Dynamic few-shot prompting for clinical note section classification using lightweight, open-source large language models.

作者信息

Miller Kurt, Bedrick Steven, Lu Qiuhao, Wen Andrew, Hersh William, Roberts Kirk, Liu Hongfang

机构信息

Bioinformatics and Computational Biology Program, University of Minnesota, Rochester, MN, United States.

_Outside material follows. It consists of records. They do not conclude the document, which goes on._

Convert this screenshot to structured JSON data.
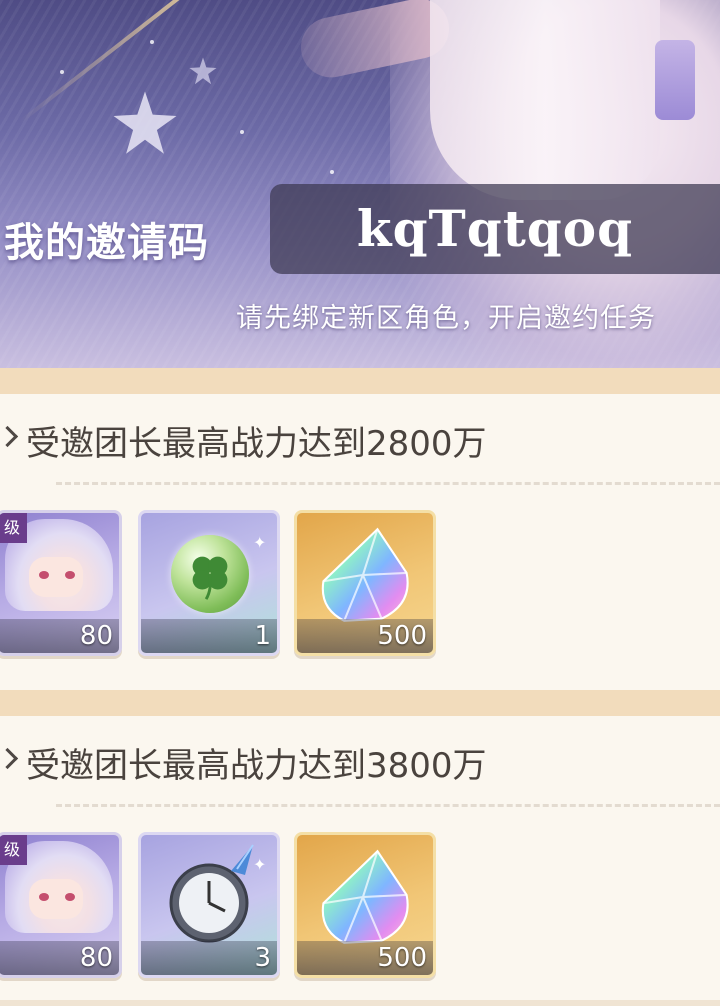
{
  "header": {
    "invite_label": "我的邀请码",
    "invite_code": "kqTqtqoq",
    "bind_hint": "请先绑定新区角色，开启邀约任务"
  },
  "tasks": [
    {
      "title": "受邀团长最高战力达到2800万",
      "rewards": [
        {
          "icon": "character-portrait-icon",
          "label_partial": "级",
          "qty": "80"
        },
        {
          "icon": "clover-orb-icon",
          "qty": "1"
        },
        {
          "icon": "rainbow-crystal-icon",
          "qty": "500"
        }
      ]
    },
    {
      "title": "受邀团长最高战力达到3800万",
      "rewards": [
        {
          "icon": "character-portrait-icon",
          "label_partial": "级",
          "qty": "80"
        },
        {
          "icon": "pocket-watch-icon",
          "qty": "3"
        },
        {
          "icon": "rainbow-crystal-icon",
          "qty": "500"
        }
      ]
    }
  ],
  "colors": {
    "card_bg": "#fbf7ef",
    "card_border": "#f2dcbc",
    "title_text": "#4a433e",
    "code_box": "#3c3850"
  }
}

Center for Digital Health, Mayo Clinic, Rochester, MN, United States.

出版信息

J Am Med Inform Assoc. 2025 Jul 1;32(7):1164-1173. doi: 10.1093/jamia/ocaf084.

Abstract

OBJECTIVE

Unlocking clinical information embedded in clinical notes has been hindered to a significant degree by domain-specific and context-sensitive language. Identification of note sections and structural document elements has been shown to improve information extraction and dependent downstream clinical natural language processing (NLP) tasks and applications. This study investigates the viability of a dynamic example selection prompting method to section classification using lightweight, open-source large language models (LLMs) as a practical solution for real-world healthcare clinical NLP systems.

MATERIALS AND METHODS

We develop a dynamic few-shot prompting approach to classifying sections where section samples are first embedded using a transformer-based model and deposited in a vector store. During inference, the embedded samples with the most similar contextual embeddings to a given input section text are retrieved from the vector store and inserted into the LLM prompt. We evaluate this technique on two datasets comprising two section schemas, including varying levels of context. We compare the performance to baseline zero-shot and randomly selected few-shot scenarios.

RESULTS

The dynamic few-shot prompting experiments yielded the highest F1 scores in each of the classification tasks and datasets for all seven of the LLMs included in the evaluation, averaging a macro F1 increase of 39.3% and 21.1% in our primary section classification task over the zero-shot and static few-shot baselines, respectively.

DISCUSSION AND CONCLUSION

Our results showcase substantial performance improvements imparted by dynamically selecting examples for few-shot LLM prompting, and further improvement by including section context, demonstrating compelling potential for clinical applications.

摘要

目的

特定领域和上下文敏感的语言在很大程度上阻碍了从临床记录中提取临床信息。已证明识别记录部分和结构化文档元素可改善信息提取以及相关的下游临床自然语言处理(NLP)任务和应用。本研究调查了一种动态示例选择提示方法用于使用轻量级、开源大语言模型(LLM)进行部分分类的可行性,作为现实世界医疗保健临床NLP系统的一种实用解决方案。

材料与方法

我们开发了一种动态少样本提示方法来对部分进行分类,其中部分样本首先使用基于Transformer的模型进行嵌入,并存储在向量库中。在推理过程中,从向量库中检索与给定输入部分文本上下文嵌入最相似的嵌入样本,并插入到LLM提示中。我们在包含两种部分模式的两个数据集上评估该技术,包括不同程度的上下文。我们将性能与基线零样本和随机选择的少样本场景进行比较。

结果

在评估中包含的所有七个LLM的每个分类任务和数据集中,动态少样本提示实验都产生了最高的F1分数,在我们的主要部分分类任务中,与零样本和静态少样本基线相比,宏观F1平均分别提高了39.3%和21.1%。

讨论与结论

我们的结果表明,通过为少样本LLM提示动态选择示例可显著提高性能,并且通过纳入部分上下文可进一步提高性能,这显示了在临床应用中的巨大潜力。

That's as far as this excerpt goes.